By Jake Baum, for the Mitzpeh, @jakeatumd
Social justice campaigns overwhelm our social media, fighting against issues such as global climate change, poverty and most importantly, bigotry of any kind. We’ve reached a point in history when hateful thoughts are a thing of the past and systematic discrimination simply does not exist. Or have we?
Europeans in the 1920s felt exactly the same. After World War I, the economy, politics and religious life of Europe thrived. The European Jews thought they had it all – they lived in a better world, right? Wrong. Soon after this surge of happiness came the worldwide Great Depression. In this time of need, Adolf Hitler took the stage.
With the Final Solution in place, that sense of comfort was replaced by fear, pain and the death of 11 million Europeans. Six million Jews were stolen from their homes and thrown into gas chambers. Their feeling of comfort was destroyed in an instant.

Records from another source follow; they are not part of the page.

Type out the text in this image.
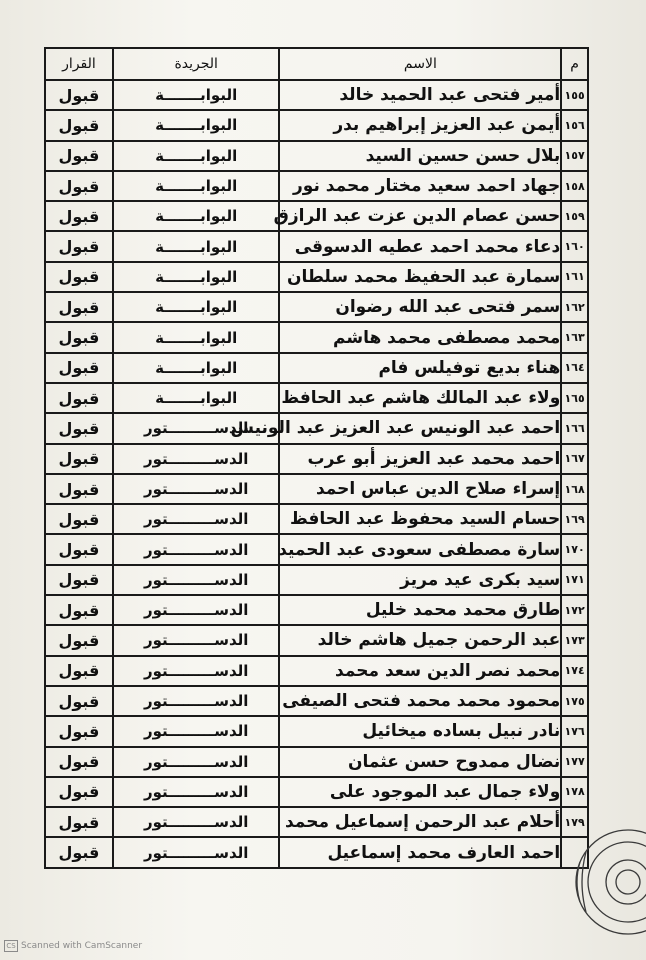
م	الاسم	الجريدة	القرار
١٥٥	أمير فتحى عبد الحميد خالد	البوابـــــــة	قبول
١٥٦	أيمن عبد العزيز إبراهيم بدر	البوابـــــــة	قبول
١٥٧	بلال حسن حسين السيد	البوابـــــــة	قبول
١٥٨	جهاد احمد سعيد مختار محمد نور	البوابـــــــة	قبول
١٥٩	حسن عصام الدين عزت عبد الرازق	البوابـــــــة	قبول
١٦٠	دعاء محمد احمد عطيه الدسوقى	البوابـــــــة	قبول
١٦١	سمارة عبد الحفيظ محمد سلطان	البوابـــــــة	قبول
١٦٢	سمر فتحى عبد الله رضوان	البوابـــــــة	قبول
١٦٣	محمد مصطفى محمد هاشم	البوابـــــــة	قبول
١٦٤	هناء بديع توفيلس فام	البوابـــــــة	قبول
١٦٥	ولاء عبد المالك هاشم عبد الحافظ	البوابـــــــة	قبول
١٦٦	احمد عبد الونيس عبد العزيز عبد الونيس	الدســـــــــتور	قبول
١٦٧	احمد محمد عبد العزيز أبو عرب	الدســـــــــتور	قبول
١٦٨	إسراء صلاح الدين عباس احمد	الدســـــــــتور	قبول
١٦٩	حسام السيد محفوظ عبد الحافظ	الدســـــــــتور	قبول
١٧٠	سارة مصطفى سعودى عبد الحميد	الدســـــــــتور	قبول
١٧١	سيد بكرى عيد مريز	الدســـــــــتور	قبول
١٧٢	طارق محمد محمد خليل	الدســـــــــتور	قبول
١٧٣	عبد الرحمن جميل هاشم خالد	الدســـــــــتور	قبول
١٧٤	محمد نصر الدين سعد محمد	الدســـــــــتور	قبول
١٧٥	محمود محمد محمد فتحى الصيفى	الدســـــــــتور	قبول
١٧٦	نادر نبيل بساده ميخائيل	الدســـــــــتور	قبول
١٧٧	نضال ممدوح حسن عثمان	الدســـــــــتور	قبول
١٧٨	ولاء جمال عبد الموجود على	الدســـــــــتور	قبول
١٧٩	أحلام عبد الرحمن إسماعيل محمد	الدســـــــــتور	قبول
	احمد العارف محمد إسماعيل	الدســـــــــتور	قبول
CS Scanned with CamScanner
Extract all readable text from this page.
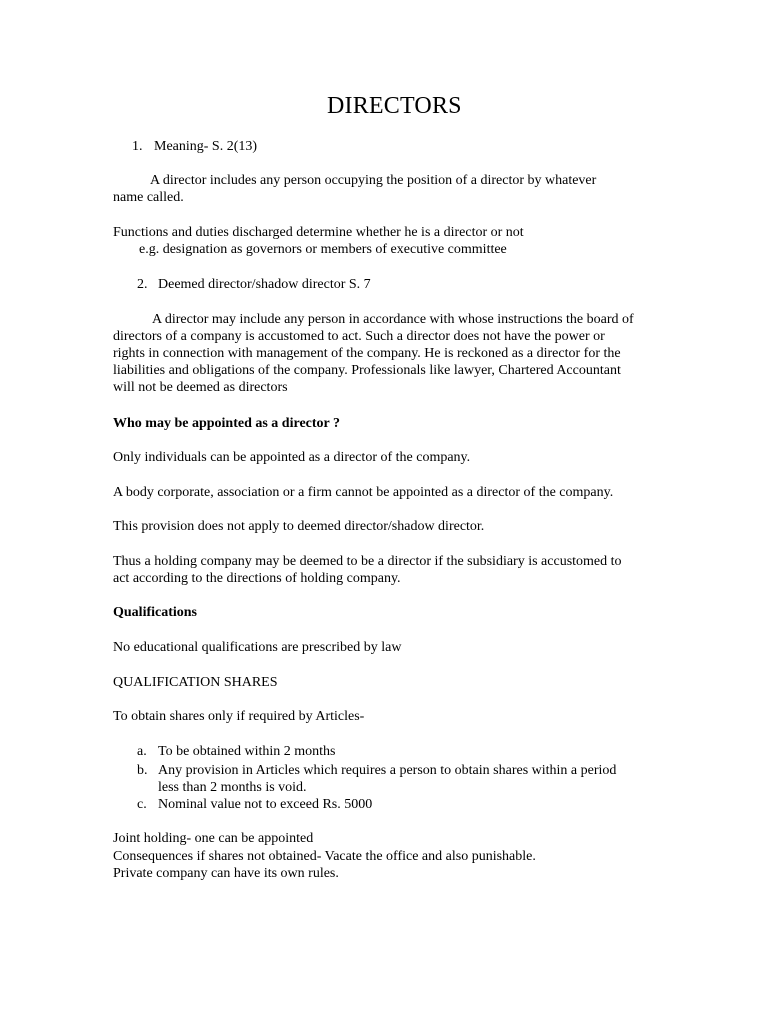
DIRECTORS
1. Meaning- S. 2(13)
A director includes any person occupying the position of a director by whatever
name called.
Functions and duties discharged determine whether he is a director or not
e.g. designation as governors or members of executive committee
2. Deemed director/shadow director S. 7
A director may include any person in accordance with whose instructions the board of
directors of a company is accustomed to act. Such a director does not have the power or
rights in connection with management of the company. He is reckoned as a director for the
liabilities and obligations of the company. Professionals like lawyer, Chartered Accountant
will not be deemed as directors
Who may be appointed as a director ?
Only individuals can be appointed as a director of the company.
A body corporate, association or a firm cannot be appointed as a director of the company.
This provision does not apply to deemed director/shadow director.
Thus a holding company may be deemed to be a director if the subsidiary is accustomed to
act according to the directions of holding company.
Qualifications
No educational qualifications are prescribed by law
QUALIFICATION SHARES
To obtain shares only if required by Articles-
a. To be obtained within 2 months
b. Any provision in Articles which requires a person to obtain shares within a period
less than 2 months is void.
c. Nominal value not to exceed Rs. 5000
Joint holding- one can be appointed
Consequences if shares not obtained- Vacate the office and also punishable.
Private company can have its own rules.
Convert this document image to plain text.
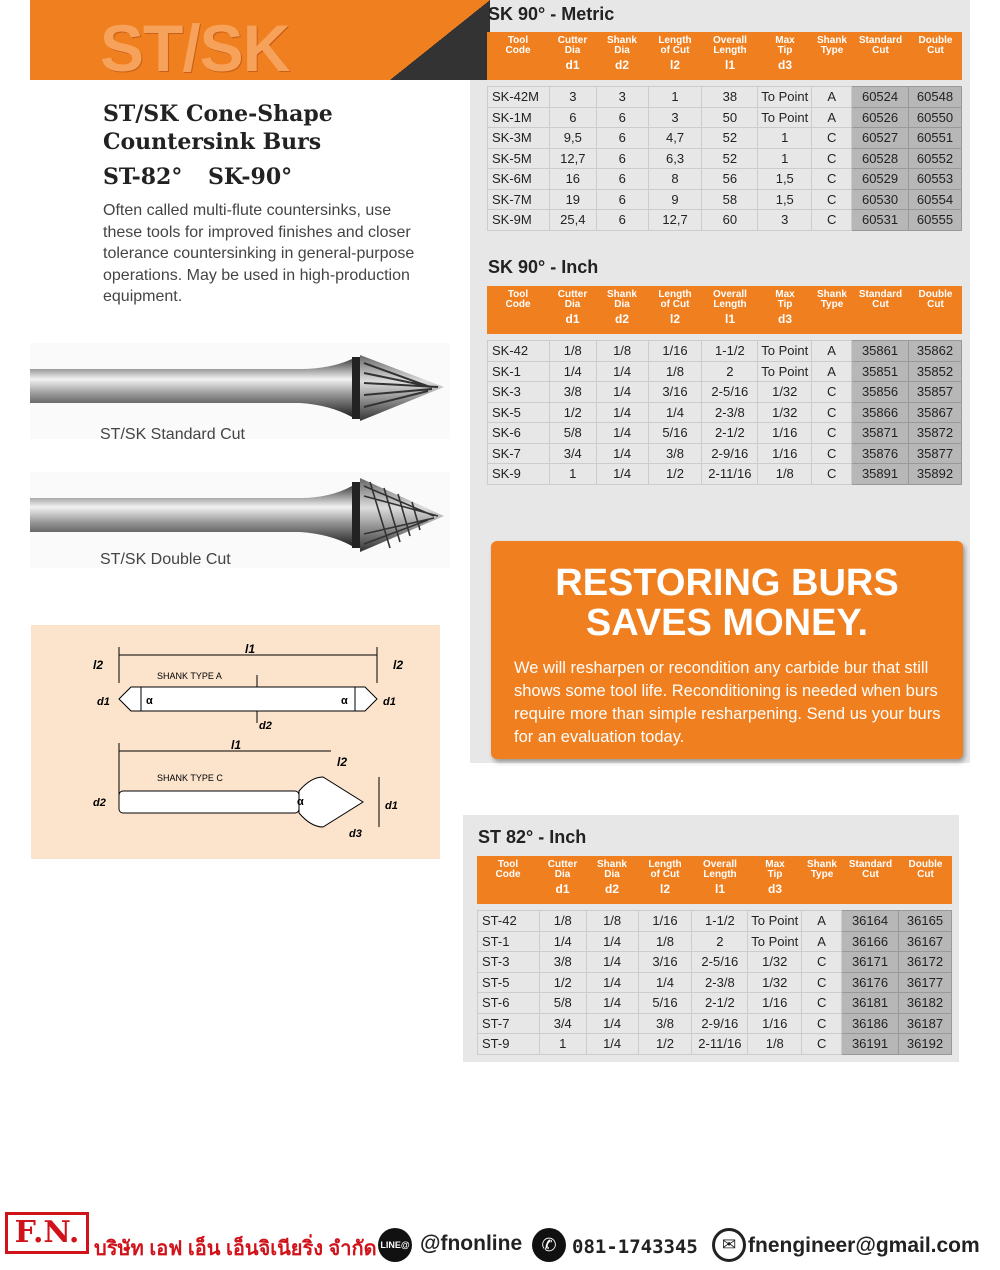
ST/SK
ST/SK Cone-Shape
Countersink Burs
ST-82° SK-90°
Often called multi-flute countersinks, use these tools for improved finishes and closer tolerance countersinking in general-purpose operations. May be used in high-production equipment.
ST/SK Standard Cut
ST/SK Double Cut
SHANK TYPE A
l1
α	α
l2	l2
d1	d1
d2
SHANK TYPE C
l1
α
d2
l2
d1
d3
SK 90° - Metric
Tool
Code
Cutter
Dia
d1
Shank
Dia
d2
Length
of Cut
l2
Overall
Length
l1
Max
Tip
d3
Shank
Type
Standard
Cut
Double
Cut
SK-42M	3	3	1	38	To Point	A	60524	60548
SK-1M	6	6	3	50	To Point	A	60526	60550
SK-3M	9,5	6	4,7	52	1	C	60527	60551
SK-5M	12,7	6	6,3	52	1	C	60528	60552
SK-6M	16	6	8	56	1,5	C	60529	60553
SK-7M	19	6	9	58	1,5	C	60530	60554
SK-9M	25,4	6	12,7	60	3	C	60531	60555
SK 90° - Inch
Tool
Code
Cutter
Dia
d1
Shank
Dia
d2
Length
of Cut
l2
Overall
Length
l1
Max
Tip
d3
Shank
Type
Standard
Cut
Double
Cut
SK-42	1/8	1/8	1/16	1-1/2	To Point	A	35861	35862
SK-1	1/4	1/4	1/8	2	To Point	A	35851	35852
SK-3	3/8	1/4	3/16	2-5/16	1/32	C	35856	35857
SK-5	1/2	1/4	1/4	2-3/8	1/32	C	35866	35867
SK-6	5/8	1/4	5/16	2-1/2	1/16	C	35871	35872
SK-7	3/4	1/4	3/8	2-9/16	1/16	C	35876	35877
SK-9	1	1/4	1/2	2-11/16	1/8	C	35891	35892
RESTORING BURS
SAVES MONEY.
We will resharpen or recondition any carbide bur that still shows some tool life. Reconditioning is needed when burs require more than simple resharpening. Send us your burs for an evaluation today.
ST 82° - Inch
Tool
Code
Cutter
Dia
d1
Shank
Dia
d2
Length
of Cut
l2
Overall
Length
l1
Max
Tip
d3
Shank
Type
Standard
Cut
Double
Cut
ST-42	1/8	1/8	1/16	1-1/2	To Point	A	36164	36165
ST-1	1/4	1/4	1/8	2	To Point	A	36166	36167
ST-3	3/8	1/4	3/16	2-5/16	1/32	C	36171	36172
ST-5	1/2	1/4	1/4	2-3/8	1/32	C	36176	36177
ST-6	5/8	1/4	5/16	2-1/2	1/16	C	36181	36182
ST-7	3/4	1/4	3/8	2-9/16	1/16	C	36186	36187
ST-9	1	1/4	1/2	2-11/16	1/8	C	36191	36192
F.N. บริษัท เอฟ เอ็น เอ็นจิเนียริ่ง จำกัด LINE@ @fnonline	✆ 081-1743345	✉ fnengineer@gmail.com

Seventy years later, our sense of comfort has finally returned. But we can’t let the smugness of living in a “better world” come with it, because while the world may change, hatred and bigotry will never disappear. In his book The Life of Reason, philosopher Edmund Burke wrote, “Those who cannot remember the past are doomed to repeat it.”

And, like clockwork, the ignorance has already returned. Students across the nation are not only oblivious to but are even actively denying the Holocaust and the immense toll it took on European and Jewish history alike.
While we would like to believe we are past that point in history, nothing has changed. There are still terrible people in the world, and just like the Germans during World War II, we continue to allow genocide to happen in our own metaphorical backyards. Darfur, the genocide in Sudan, the Rwandan genocide and the current ISIS reign of terror serve as categorical proof that hatred never sleeps.
However, there is always hope. My grandfather’s valiant journey from the forests of Poland through Ellis Island and eventually to Memphis, Tennessee, is proof that the world can change. He lives to tell the story, and as long as we listen, we can make sure it never happens again. Organizations such as the Shoah Foundation, institutions across the world such as the Anne Frank House in Amsterdam and ordinary students can keep the message alive.
What can we do, you ask? Maintaining awareness of our history is the ultimate goal. The Holocaust is still relevant to our lives as college students because on a daily basis, we get so caught up in the stress of clubs, internships and finals that we forget where we come from, where we are and where we’re going. We are agents of social change, and it is our direct responsibility to make sure that the memory of the Holocaust never becomes simply a memory.
As Jews of the 21st century, our lives are constantly and consistently defined by how we came to be. And that is why Holocaust Memorial Day, or Yom HaShoah, for which this university held a meaningful memorial service for all of those who died in the Holocaust, is so vital – because if we don’t know who we are, how can we represent what is most important to us? How can we help save those around us? How will we ever know where to go?